De meldkamer is essentieel voor het bevoegd gezag om zijn verantwoordelijkheid voor de veiligheid en openbare orde waar te maken. De meldkamer vervult de spilfunctie in het functioneren van brandweer, politie, geneeskundige hulpverlening en ambulancezorg, zowel in de dagelijkse situatie als onder ramp- of crisisomstandigheden. Het bevoegd gezag moet direct op de meldkamer kunnen sturen. In de wet is daarom verankerd dat de meldkamer onder de publieke verantwoordelijkheid valt en wordt ingesteld en in stand gehouden door het bestuur van de veiligheidsregio, met dien verstande dat de daadwerkelijke uitvoering van de meldkamer ambulancezorg en daarmee de verantwoordelijkheid voor de feitelijke inzet valt onder de verantwoordelijkheid van de rechtspersoon aan wie de vergunning is verstrekt door de minister van VWS.

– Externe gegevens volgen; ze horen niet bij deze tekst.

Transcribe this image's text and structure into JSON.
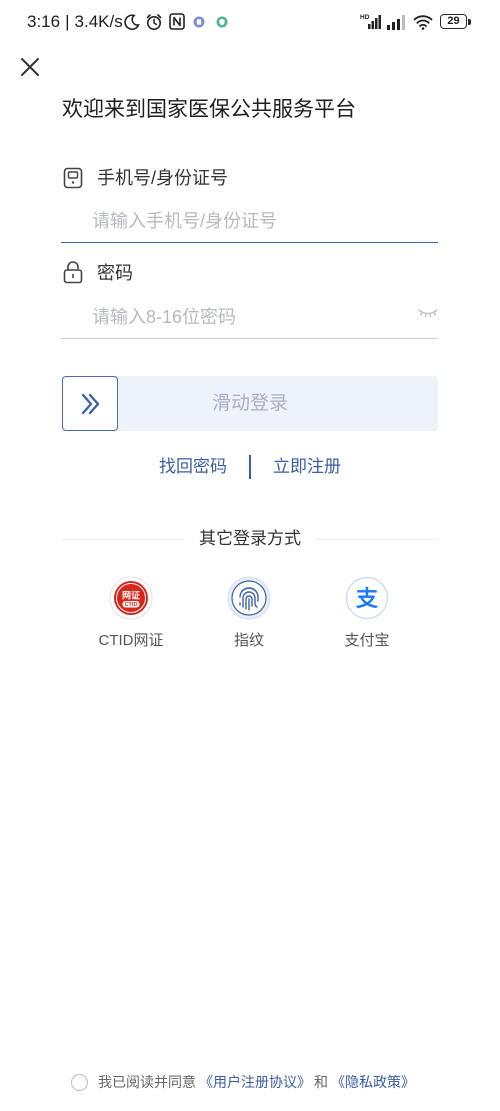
{
  "status_bar": {
    "time": "3:16",
    "separator": "|",
    "net_speed": "3.4K/s",
    "hd": "HD",
    "battery": "29",
    "icons": [
      "moon-icon",
      "alarm-icon",
      "nfc-icon",
      "app-notification-icon",
      "shield-notification-icon",
      "hd-signal-icon",
      "signal-icon",
      "wifi-icon",
      "battery-icon"
    ]
  },
  "header": {
    "close_icon": "close-icon",
    "title": "欢迎来到国家医保公共服务平台"
  },
  "form": {
    "account": {
      "icon": "phone-icon",
      "label": "手机号/身份证号",
      "placeholder": "请输入手机号/身份证号",
      "value": ""
    },
    "password": {
      "icon": "lock-icon",
      "label": "密码",
      "placeholder": "请输入8-16位密码",
      "value": "",
      "toggle_icon": "eye-closed-icon"
    },
    "slider": {
      "label": "滑动登录",
      "handle_icon": "double-chevron-right-icon",
      "progress": 0
    },
    "links": {
      "forgot": "找回密码",
      "register": "立即注册"
    }
  },
  "other_login": {
    "title": "其它登录方式",
    "methods": [
      {
        "label": "CTID网证",
        "icon": "ctid-icon",
        "logo_text": "网证",
        "logo_sub": "CTID"
      },
      {
        "label": "指纹",
        "icon": "fingerprint-icon"
      },
      {
        "label": "支付宝",
        "icon": "alipay-icon",
        "logo_glyph": "支"
      }
    ]
  },
  "agreement": {
    "checked": false,
    "prefix": "我已阅读并同意",
    "user_agreement": "《用户注册协议》",
    "conjunction": "和",
    "privacy_policy": "《隐私政策》"
  },
  "colors": {
    "accent": "#3d62a8",
    "link": "#3a5da5",
    "placeholder": "#b5b9c1",
    "slider_bg": "#eef2f9",
    "ctid_red": "#d8261b",
    "alipay_blue": "#1677ff"
  }
}
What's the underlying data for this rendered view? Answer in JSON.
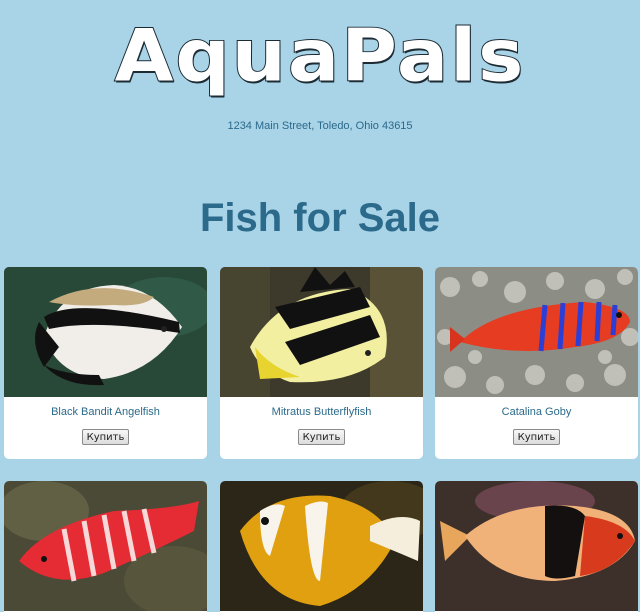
{
  "header": {
    "logo_text": "AquaPals",
    "address": "1234 Main Street, Toledo, Ohio 43615"
  },
  "main": {
    "title": "Fish for Sale",
    "buy_label": "Купить",
    "products": [
      {
        "name": "Black Bandit Angelfish",
        "image": "black-bandit-angelfish-photo"
      },
      {
        "name": "Mitratus Butterflyfish",
        "image": "mitratus-butterflyfish-photo"
      },
      {
        "name": "Catalina Goby",
        "image": "catalina-goby-photo"
      },
      {
        "name": "",
        "image": "red-striped-hawkfish-photo"
      },
      {
        "name": "",
        "image": "clownfish-photo"
      },
      {
        "name": "",
        "image": "orange-black-hogfish-photo"
      }
    ]
  },
  "colors": {
    "background": "#a9d3e7",
    "text": "#2b6a8b",
    "card": "#ffffff"
  }
}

De minister van VWS verleent per regio een vergunning aan één rechtspersoon tot het verrichten van ambulancezorg. Om voor de meldkamer ambulancezorg de verantwoordelijkheid van het openbaar bestuur waar te maken, is bepaald dat ten aanzien van een groot aantal onderwerpen het bestuur van de veiligheidsregio eisen kan stellen aan de vergunninghouder. Daarnaast is bepaald dat het bestuur van de veiligheidsregio de directeur van de meldkamer benoemt en ontslaat. Hij doet dit niet eerder dan nadat hij het regionale college en het bestuur van de regionale ambulancevoorziening in de gelegenheid heeft gesteld daarover advies uit te brengen. Het personeel van de meldkamer is in de regel afkomstig en in dienst van de disciplines die samenwerken in de meldkamer, tenzij de partijen in regionaal verband voor een andere oplossing kiezen. Het aanstellen van personeel van één van de partijen voor het verrichten van werkzaamheden in de meldkamer, behoeft de instemming van de directeur. Dit met het oog op de kwaliteitsbewaking en mogelijkheden voor samenwerking van het personeel. De directeur van de meldkamer kan immers zijn verantwoordelijkheid voor het algehele beheer en de kwaliteit van de processen niet waarmaken indien hij geen zeggenschap heeft over het personeel dat in de meldkamer te werk wordt gesteld. De directeur heeft de algehele leiding over de meldkamer, met inachtneming van de werkinstructies van de verantwoordelijke leidinggevenden van de onderscheiden disciplines.
Vervolgens vraagt u mij om aan te geven in hoeverre de Regionale Ambulancevoorzieningen (RAV) samenvallen met de veiligheidsregio’s. De RAV-regio’s vallen, op één uitzondering na, samen met de veiligheidsregio’s. De uitzondering betreft de regio Zaanstreek-Waterland. De ambulancezorg in de regio Zaanstreek-Waterland wordt momenteel aangestuurd vanuit de meldkamer in Amsterdam (regio Amsterdam-Amstelland). Als de regio Zaanstreek-Waterland een eigen vergunning krijgt, leidt dit tot het oprichten van een (nieuwe) meldkamer ambulancezorg. Dit lijkt mij vanuit het oogpunt van doelmatigheid niet wenselijk. Mocht echter door nieuwe inzichten blijken dat het wenselijk is om deze meldkamer op te splitsen naar de regio’s, dan sta ik daarvoor open.
Tot slot vraagt u mij om aan te geven op welke termijn het voorstel Wet veiligheidsregio’s aan de Eerste Kamer ter behandeling wordt aangeboden. De minister van BZK is voornemens samen met de minister van VWS en de minister van VROM in april 2008 de nota naar aanleiding van het verslag naar de Tweede Kamer toe te zenden. De verdere behandeling en de termijnen liggen uiteraard in handen van de Tweede Kamer.